Considérant que les conditions de l'article 8 de la loi du 20 mars 1956 étant ainsi réunies, c'est en vain que les appelants tentent d'échapper à ses conséquences en soutenant que l'Union Française de Banque n'a pas de lien de droit avec eux, alors que ce lien est tiré de la loi elle-même ; qu'ils ne sauraient davantage se prévaloir de clauses contraires à un texte d'ordre public, insérées dans le contrat de gérance libre et dans l'acte de publicité de ce contrat; ni de ce que l'acquisition du four par les époux Weiland constituerait un acte patrimonial d'investissement.

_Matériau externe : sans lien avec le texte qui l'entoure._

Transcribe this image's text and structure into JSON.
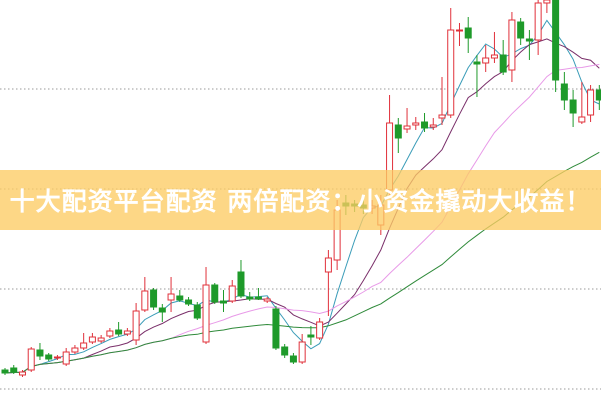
{
  "banner": {
    "text": "十大配资平台配资 两倍配资：小资金撬动大收益！"
  },
  "chart_data": {
    "type": "candlestick",
    "title": "",
    "xlabel": "",
    "ylabel": "",
    "ylim": [
      0,
      400
    ],
    "grid": {
      "horizontal": true,
      "style": "dotted",
      "levels": [
        11,
        111,
        211,
        311
      ]
    },
    "colors": {
      "up": "#e0303a",
      "down": "#1e9a2a",
      "grid": "#999999",
      "banner": "#fcc864"
    },
    "moving_averages": [
      {
        "period": 5,
        "color": "#3a9cb8"
      },
      {
        "period": 10,
        "color": "#7a2f6a"
      },
      {
        "period": 20,
        "color": "#e89ae8"
      },
      {
        "period": 40,
        "color": "#2f8a3a"
      }
    ],
    "candles": [
      [
        30,
        32,
        25,
        27
      ],
      [
        32,
        35,
        26,
        28
      ],
      [
        25,
        30,
        23,
        28
      ],
      [
        30,
        53,
        28,
        51
      ],
      [
        50,
        57,
        40,
        44
      ],
      [
        45,
        47,
        39,
        41
      ],
      [
        42,
        45,
        40,
        43
      ],
      [
        36,
        52,
        34,
        48
      ],
      [
        48,
        55,
        46,
        52
      ],
      [
        52,
        67,
        50,
        57
      ],
      [
        58,
        67,
        56,
        63
      ],
      [
        59,
        65,
        57,
        62
      ],
      [
        64,
        72,
        62,
        69
      ],
      [
        70,
        78,
        64,
        66
      ],
      [
        66,
        72,
        64,
        69
      ],
      [
        60,
        97,
        55,
        89
      ],
      [
        90,
        123,
        88,
        109
      ],
      [
        110,
        112,
        90,
        93
      ],
      [
        92,
        96,
        78,
        88
      ],
      [
        100,
        123,
        88,
        106
      ],
      [
        104,
        110,
        98,
        100
      ],
      [
        100,
        103,
        94,
        96
      ],
      [
        95,
        98,
        80,
        82
      ],
      [
        58,
        133,
        56,
        115
      ],
      [
        115,
        117,
        96,
        98
      ],
      [
        99,
        110,
        88,
        97
      ],
      [
        99,
        120,
        97,
        114
      ],
      [
        128,
        140,
        102,
        104
      ],
      [
        103,
        108,
        99,
        101
      ],
      [
        103,
        112,
        100,
        101
      ],
      [
        99,
        103,
        97,
        101
      ],
      [
        91,
        94,
        50,
        52
      ],
      [
        53,
        56,
        42,
        45
      ],
      [
        44,
        47,
        36,
        38
      ],
      [
        38,
        66,
        36,
        58
      ],
      [
        65,
        74,
        55,
        63
      ],
      [
        62,
        82,
        60,
        78
      ],
      [
        128,
        150,
        84,
        142
      ],
      [
        140,
        200,
        130,
        190
      ],
      [
        197,
        205,
        185,
        194
      ],
      [
        196,
        200,
        188,
        194
      ],
      [
        195,
        202,
        186,
        192
      ],
      [
        192,
        200,
        186,
        194
      ],
      [
        175,
        205,
        165,
        195
      ],
      [
        210,
        305,
        205,
        277
      ],
      [
        275,
        282,
        247,
        262
      ],
      [
        271,
        292,
        267,
        274
      ],
      [
        275,
        283,
        270,
        277
      ],
      [
        278,
        287,
        268,
        272
      ],
      [
        273,
        282,
        270,
        275
      ],
      [
        282,
        323,
        275,
        285
      ],
      [
        285,
        392,
        282,
        370
      ],
      [
        369,
        377,
        354,
        370
      ],
      [
        372,
        383,
        347,
        362
      ],
      [
        338,
        345,
        303,
        336
      ],
      [
        337,
        355,
        328,
        342
      ],
      [
        342,
        368,
        337,
        345
      ],
      [
        345,
        360,
        325,
        328
      ],
      [
        330,
        388,
        318,
        380
      ],
      [
        378,
        382,
        355,
        362
      ],
      [
        361,
        370,
        340,
        359
      ],
      [
        360,
        400,
        345,
        397
      ],
      [
        397,
        400,
        387,
        400
      ],
      [
        400,
        400,
        308,
        320
      ],
      [
        316,
        328,
        290,
        300
      ],
      [
        300,
        310,
        273,
        287
      ],
      [
        278,
        318,
        276,
        283
      ],
      [
        285,
        315,
        278,
        310
      ],
      [
        310,
        315,
        290,
        300
      ]
    ]
  }
}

Qu'enfin, le fait pour l'Union Française de Banque d'avoir consenti un prêt dont l'échéance de remboursement dépassait la durée du contrat de location-gérance ne peut lui être imputé à faute, les délais de remboursement d'un organisme de crédit étant sans rapport avec les dispositions de la loi du 20 mars 1956 ;

Considérant dès lors, que les époux Delarbre ont été à bon droit déclarés solidairement responsables avec les époux Weiland de la dette d'exploitation contractée par ces derniers envers l'Union Française de Banque pour la somme de 70.992 F avec intérêts de droit;

Qu'il convient de confirmer de ce chef le jugement déféré et de valider la procédure de saisie-arrêt diligentée pour en assurer le paiement ;

Sur l'appel incident de l'Union Française de Banque :

Considérant que c'est à tort que les premiers juges ont énoncé que les époux Delarbre devaient payer à l'Union Française de Banque les intérêts et accessoires de la somme lui revenant à compter du jugement ; qu'il convient de dire qu'ils le seront à compter du 15 décembre 1977, date de l'assignation en justice ;

Sur la demande additionnelle de l'Union Française de Banque :

Considérant que les conditions exigées par l'article 1154 du Code civil se trouvant réunies, il y a lieu de faire droit également aux conclusions de l'Union Française de Banque concernant l'anatocisme ;

Sur l'intervention des époux Potier :

Considérant que le jugement attaqué sera également approuvé en ce qu'il a donné acte de leur intervention aux époux Potier et les a déclarés bien fondés en leur demande de mise hors de cause dans le présent litige ; qu'il leur sera donné acte de ce qu'ils s'en rapportent à la Cour sur l'appel incident de l'Union Française de Banque ;

Par ces motifs, et ceux non contraires des premiers juges : Donne aux époux Potier l'acte par eux requis ; Reçoit les époux Delarbre en leur appel, les y déclare mal fondés, les en déboute ; Reçoit l'Union Française de Banque en son appel incident et en sa demande additionnelle ; l'y déclare bien fondée ; En conséquence, confirme le jugement entrepris en toutes ses dispositions ; L'émendant toutefois, et faisant droit à l'appel incident de l'Union Française de Banque : Dit que la somme de 70.992 F, que les époux Delarbre sont condamnés à payer à l'Union Française de Banque, portera intérêt au taux légal à compter du 15 décembre 1977, date de l'assignation en justice ; Y ajoutant : dit que les intérêts échus au 9 février 1981 produiront eux-mêmes intérêts au taux légal à compter de ladite date ; Condamne les époux Delarbre aux entiers dépens d'appel, qui pourront être recouvrés directement contre eux par la SCP Appert et Verdun, titulaire d'un office d'avoué, et par Me Juilliard, avoué, conformément aux dispositions de l'article 699 du nouveau Code de procédure civile.